If you’re deciding how to invest your money, it’s important to understand the effects that these investments will have on your taxes. We asked a panel of professionals to share their opinions on this topic. Read on to learn more.
Michael Hammelburger
Michael Hammelburger, CEO at Expense Reduction Group.
Combination of both
I suggest combining both pre- and post-tax investments for better tax diversification. This can also help hedge against a change in tax rates and income in the future. With your pre-tax account contributions, you’re likely to pay lower taxes during your retirement.
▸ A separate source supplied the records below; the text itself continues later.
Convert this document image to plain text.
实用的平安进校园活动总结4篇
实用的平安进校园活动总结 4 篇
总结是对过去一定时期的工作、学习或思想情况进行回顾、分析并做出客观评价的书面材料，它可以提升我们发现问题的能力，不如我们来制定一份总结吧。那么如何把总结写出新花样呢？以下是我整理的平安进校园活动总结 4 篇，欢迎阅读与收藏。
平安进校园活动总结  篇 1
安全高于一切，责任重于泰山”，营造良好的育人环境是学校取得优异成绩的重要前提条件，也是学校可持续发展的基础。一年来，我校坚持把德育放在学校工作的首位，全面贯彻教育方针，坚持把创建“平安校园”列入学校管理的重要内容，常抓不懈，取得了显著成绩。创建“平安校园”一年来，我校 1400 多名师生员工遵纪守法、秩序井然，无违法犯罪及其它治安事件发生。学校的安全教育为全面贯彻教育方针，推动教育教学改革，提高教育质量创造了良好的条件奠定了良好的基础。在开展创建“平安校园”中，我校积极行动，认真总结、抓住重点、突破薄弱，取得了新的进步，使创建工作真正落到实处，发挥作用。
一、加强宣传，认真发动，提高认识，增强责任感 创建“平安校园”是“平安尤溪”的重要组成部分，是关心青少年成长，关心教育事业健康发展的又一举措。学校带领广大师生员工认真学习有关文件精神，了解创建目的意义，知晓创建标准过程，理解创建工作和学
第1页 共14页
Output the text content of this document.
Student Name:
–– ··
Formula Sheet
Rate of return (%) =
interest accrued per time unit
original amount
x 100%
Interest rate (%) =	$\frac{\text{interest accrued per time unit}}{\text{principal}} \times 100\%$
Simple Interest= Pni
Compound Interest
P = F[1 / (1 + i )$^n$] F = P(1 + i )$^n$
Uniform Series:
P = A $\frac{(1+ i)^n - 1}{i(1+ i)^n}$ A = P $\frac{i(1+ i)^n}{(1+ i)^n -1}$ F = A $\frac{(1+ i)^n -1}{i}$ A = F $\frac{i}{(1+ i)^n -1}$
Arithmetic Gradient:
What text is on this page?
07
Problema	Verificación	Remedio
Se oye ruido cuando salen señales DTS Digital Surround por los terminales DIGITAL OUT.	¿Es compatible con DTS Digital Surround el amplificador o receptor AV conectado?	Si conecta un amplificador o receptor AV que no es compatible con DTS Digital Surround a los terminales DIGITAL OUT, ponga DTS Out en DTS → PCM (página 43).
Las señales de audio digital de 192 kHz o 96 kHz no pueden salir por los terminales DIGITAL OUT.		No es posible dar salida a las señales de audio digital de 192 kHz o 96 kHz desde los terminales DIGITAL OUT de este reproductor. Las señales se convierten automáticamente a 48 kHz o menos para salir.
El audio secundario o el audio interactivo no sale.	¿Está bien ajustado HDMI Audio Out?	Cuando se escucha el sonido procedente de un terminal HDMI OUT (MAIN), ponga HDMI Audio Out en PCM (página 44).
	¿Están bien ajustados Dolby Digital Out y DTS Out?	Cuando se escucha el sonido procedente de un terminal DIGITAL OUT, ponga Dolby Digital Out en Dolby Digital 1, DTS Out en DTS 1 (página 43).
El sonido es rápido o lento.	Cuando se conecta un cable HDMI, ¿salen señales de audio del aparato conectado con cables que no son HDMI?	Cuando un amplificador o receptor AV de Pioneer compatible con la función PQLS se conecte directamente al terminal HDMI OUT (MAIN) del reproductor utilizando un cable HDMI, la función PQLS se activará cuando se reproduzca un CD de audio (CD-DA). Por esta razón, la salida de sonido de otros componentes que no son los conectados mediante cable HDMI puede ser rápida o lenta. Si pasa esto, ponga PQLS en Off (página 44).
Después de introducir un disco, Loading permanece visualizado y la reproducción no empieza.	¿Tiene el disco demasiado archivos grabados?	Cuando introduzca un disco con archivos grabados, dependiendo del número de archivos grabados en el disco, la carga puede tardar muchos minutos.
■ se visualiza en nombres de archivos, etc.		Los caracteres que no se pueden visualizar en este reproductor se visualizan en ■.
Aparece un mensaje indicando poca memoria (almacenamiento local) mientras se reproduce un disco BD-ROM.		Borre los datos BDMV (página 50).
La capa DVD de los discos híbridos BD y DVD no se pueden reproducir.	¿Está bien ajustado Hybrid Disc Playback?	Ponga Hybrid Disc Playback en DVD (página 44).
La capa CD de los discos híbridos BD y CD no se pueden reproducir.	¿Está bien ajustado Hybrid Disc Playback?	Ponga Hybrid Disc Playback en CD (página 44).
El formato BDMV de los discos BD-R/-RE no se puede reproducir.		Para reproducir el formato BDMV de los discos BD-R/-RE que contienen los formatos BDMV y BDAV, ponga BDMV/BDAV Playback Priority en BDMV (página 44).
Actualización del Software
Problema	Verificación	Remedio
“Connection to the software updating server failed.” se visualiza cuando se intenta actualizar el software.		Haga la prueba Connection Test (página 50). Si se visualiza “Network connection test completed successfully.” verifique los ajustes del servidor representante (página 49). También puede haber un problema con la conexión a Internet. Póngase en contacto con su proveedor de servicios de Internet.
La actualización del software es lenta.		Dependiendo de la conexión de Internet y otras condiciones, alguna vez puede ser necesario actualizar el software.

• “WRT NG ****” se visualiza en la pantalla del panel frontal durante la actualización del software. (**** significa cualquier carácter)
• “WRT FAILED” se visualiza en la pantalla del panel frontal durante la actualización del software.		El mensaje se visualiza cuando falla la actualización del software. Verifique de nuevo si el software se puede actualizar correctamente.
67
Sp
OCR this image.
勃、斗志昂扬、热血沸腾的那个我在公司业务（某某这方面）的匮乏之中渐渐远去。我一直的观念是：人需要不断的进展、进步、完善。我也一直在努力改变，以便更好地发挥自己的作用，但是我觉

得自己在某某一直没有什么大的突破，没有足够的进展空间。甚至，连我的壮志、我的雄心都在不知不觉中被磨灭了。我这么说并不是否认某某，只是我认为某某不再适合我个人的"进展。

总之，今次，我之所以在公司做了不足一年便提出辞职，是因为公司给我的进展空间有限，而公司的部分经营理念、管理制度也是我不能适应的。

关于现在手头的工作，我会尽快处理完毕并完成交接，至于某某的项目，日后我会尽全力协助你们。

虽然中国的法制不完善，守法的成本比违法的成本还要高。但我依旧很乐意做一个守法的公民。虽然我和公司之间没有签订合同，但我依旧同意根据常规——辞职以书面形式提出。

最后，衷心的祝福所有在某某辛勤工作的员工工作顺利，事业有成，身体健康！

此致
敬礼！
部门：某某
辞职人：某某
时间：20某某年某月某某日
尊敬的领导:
On the other hand, an after-tax account means that you’ve already paid the tax so you’ll only worry about paying the tax on future earnings.
Ethan Taub
Ethan Taub founded Taxry Inc with the mission to create one place to reach financial goals and comparison shop for any money matter.
Post-tax investments
Post-tax investments seem like a better idea to minimize tax liabilities. This is because post-tax investments would have already been taxed, therefore you know you will not be losing more than you’ve put in due to taxes. You can then look to minimize liabilities with the investments made which would already have been taxed, therefore you are not losing out on more than staked.
George Birrell, CPA
George Birrell, CPA, Head Tax Geek & Founder at gettaxhub.com.
One factor
There is only one factor you can use to determine this: If your marginal tax rate is going to be lower, in the future you want pre-tax now and vice versa.
Kimberly Porter
Kimberly Porter, CEO at Microcredit Summit.
Stick with post-tax
If you want to minimize your tax hit when the tax season rolls around, it is best to stick with post-tax investments. This means that the investments and deductions will only be done after taxes are withheld. Otherwise, you will be able to invest more each month, but because that percentage is figured based on before taxes are coming out, you will still be liable for taxes based on the full amount.